Autres participations discographiques (ordre non chronologique)

  • Avec l’Andy Emler MegaOctet : Dreams in Tune et West in Peace (Nocturne).
  • Avec Patrice Caratini : Hard Scores et Hommage à Louis Amstrong (Label Bleu), From The Ground, Anything Goes et « De l’amour et du réel » (Le Chant du monde)
  • Avec Martial Solal Newdecaband : Exposition sans tableau (Nocturne)
  • Avec Steckar Tubapack : Tubaliedoscope, Celtophonie, Pack Work.
  • Avec Michel Marre : Sardana Jazz (Night & Day), Indians Gavachs (Nord Sud).
  • Avec Jean-Marc Padovani : JazzAngkor, Minotaure Jazz Orchestra (Label Hopi).
  • Avec Bernard Strubert : Lover, Le jazz à pleins tubes, Le phare (Enja).

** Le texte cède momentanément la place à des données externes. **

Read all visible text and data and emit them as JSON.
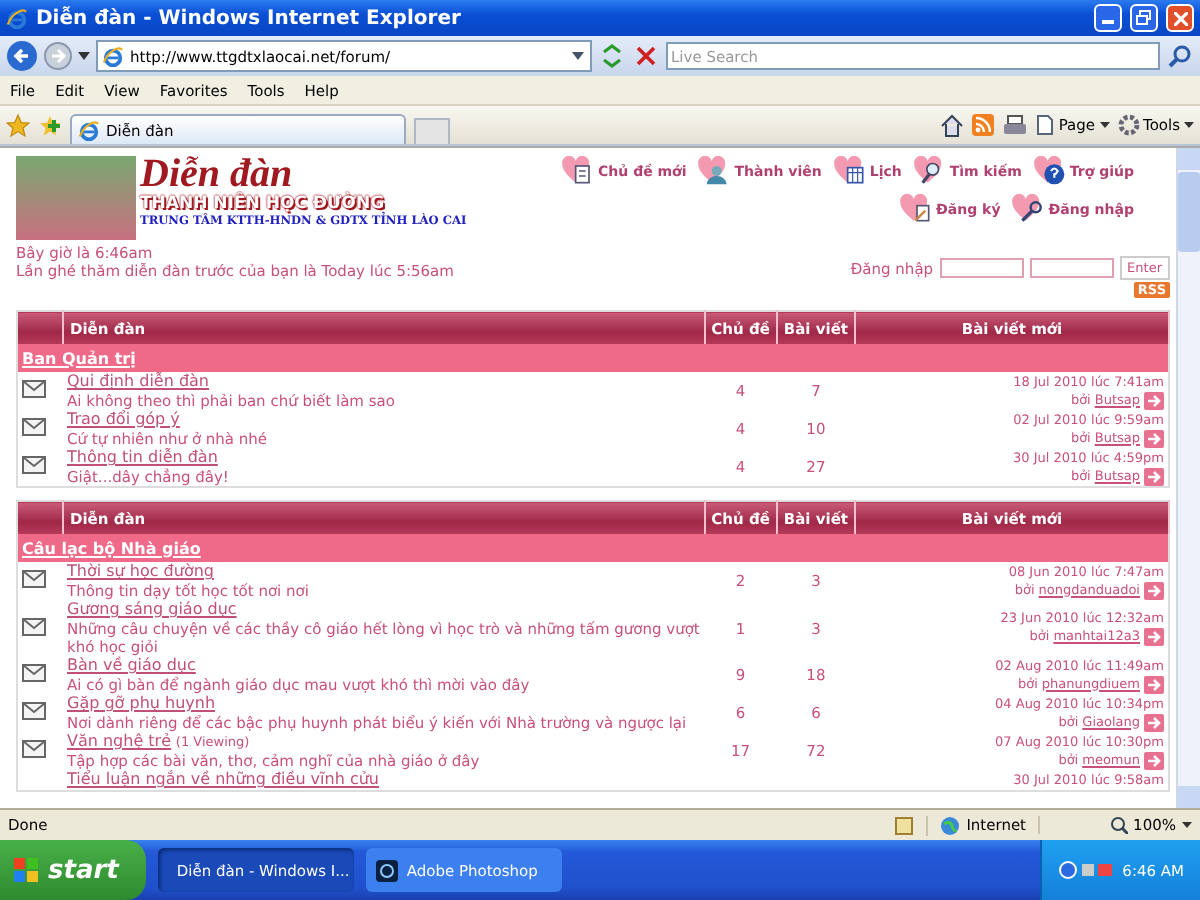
{
  "window": {
    "title": "Diễn đàn - Windows Internet Explorer"
  },
  "address_bar": {
    "url": "http://www.ttgdtxlaocai.net/forum/"
  },
  "search": {
    "placeholder": "Live Search"
  },
  "menu": [
    "File",
    "Edit",
    "View",
    "Favorites",
    "Tools",
    "Help"
  ],
  "tabs": [
    {
      "label": "Diễn đàn",
      "selected": true
    }
  ],
  "toolbar": [
    "Page",
    "Tools"
  ],
  "site": {
    "title": "Diễn đàn",
    "subtitle": "THANH NIÊN HỌC ĐƯỜNG",
    "org": "TRUNG TÂM KTTH-HNDN & GDTX TỈNH LÀO CAI"
  },
  "nav": [
    [
      "Chủ đề mới",
      "Thành viên",
      "Lịch",
      "Tìm kiếm",
      "Trợ giúp"
    ],
    [
      "Đăng ký",
      "Đăng nhập"
    ]
  ],
  "visit_info": [
    "Bây giờ là 6:46am",
    "Lần ghé thăm diễn đàn trước của bạn là Today lúc 5:56am"
  ],
  "login": {
    "label": "Đăng nhập",
    "button": "Enter"
  },
  "rss": "RSS",
  "sections": [
    {
      "columns": [
        "Diễn đàn",
        "Chủ đề",
        "Bài viết",
        "Bài viết mới"
      ],
      "title": "Ban Quản trị",
      "forums": [
        {
          "name": "Qui định diễn đàn",
          "description": "Ai không theo thì phải ban chứ biết làm sao",
          "topics": "4",
          "posts": "7",
          "last_date": "18 Jul 2010 lúc 7:41am",
          "by": "bởi",
          "user": "Butsap"
        },
        {
          "name": "Trao đổi góp ý",
          "description": "Cứ tự nhiên như ở nhà nhé",
          "topics": "4",
          "posts": "10",
          "last_date": "02 Jul 2010 lúc 9:59am",
          "by": "bởi",
          "user": "Butsap"
        },
        {
          "name": "Thông tin diễn đàn",
          "description": "Giật...dây chẳng đây!",
          "topics": "4",
          "posts": "27",
          "last_date": "30 Jul 2010 lúc 4:59pm",
          "by": "bởi",
          "user": "Butsap"
        }
      ]
    },
    {
      "columns": [
        "Diễn đàn",
        "Chủ đề",
        "Bài viết",
        "Bài viết mới"
      ],
      "title": "Câu lạc bộ Nhà giáo",
      "forums": [
        {
          "name": "Thời sự học đường",
          "description": "Thông tin dạy tốt học tốt nơi nơi",
          "topics": "2",
          "posts": "3",
          "last_date": "08 Jun 2010 lúc 7:47am",
          "by": "bởi",
          "user": "nongdanduadoi"
        },
        {
          "name": "Gương sáng giáo dục",
          "description": "Những câu chuyện về các thầy cô giáo hết lòng vì học trò và những tấm gương vượt khó học giỏi",
          "topics": "1",
          "posts": "3",
          "last_date": "23 Jun 2010 lúc 12:32am",
          "by": "bởi",
          "user": "manhtai12a3"
        },
        {
          "name": "Bàn về giáo dục",
          "description": "Ai có gì bàn để ngành giáo dục mau vượt khó thì mời vào đây",
          "topics": "9",
          "posts": "18",
          "last_date": "02 Aug 2010 lúc 11:49am",
          "by": "bởi",
          "user": "phanungdiuem"
        },
        {
          "name": "Gặp gỡ phụ huynh",
          "description": "Nơi dành riêng để các bậc phụ huynh phát biểu ý kiến với Nhà trường và ngược lại",
          "topics": "6",
          "posts": "6",
          "last_date": "04 Aug 2010 lúc 10:34pm",
          "by": "bởi",
          "user": "Giaolang"
        },
        {
          "name": "Văn nghệ trẻ",
          "viewing": "(1 Viewing)",
          "description": "Tập hợp các bài văn, thơ, cảm nghĩ của nhà giáo ở đây",
          "topics": "17",
          "posts": "72",
          "last_date": "07 Aug 2010 lúc 10:30pm",
          "by": "bởi",
          "user": "meomun"
        },
        {
          "name": "Tiểu luận ngắn về những điều vĩnh cửu",
          "last_date": "30 Jul 2010 lúc 9:58am"
        }
      ]
    }
  ],
  "status_bar": {
    "text": "Done",
    "zone": "Internet",
    "zoom": "100%"
  },
  "taskbar": {
    "start": "start",
    "tasks": [
      {
        "label": "Diễn đàn - Windows I...",
        "selected": true
      },
      {
        "label": "Adobe Photoshop",
        "selected": false
      }
    ],
    "clock": "6:46 AM"
  }
}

  • Avec le big band « Quoi de neuf Docteur ? » de Serge Adam : Le retour, En attendant la pluie, La femme du bouc émissaire, 51 Below, A L’envers (QDND).
  • Avec Luc Le Masne : Lemanacuba (autoproduit).
  • Avec le POM : Pom, Estramadure (Pee Wee).
  • Avec François Merville : La part de l’ombre (Emouvance).
  • Avec Jean-Marie Machado : Chants de la mémoire (Label Hopi), l’Autre rive.
  • Avec le collectif N’Co : Belle Histoire.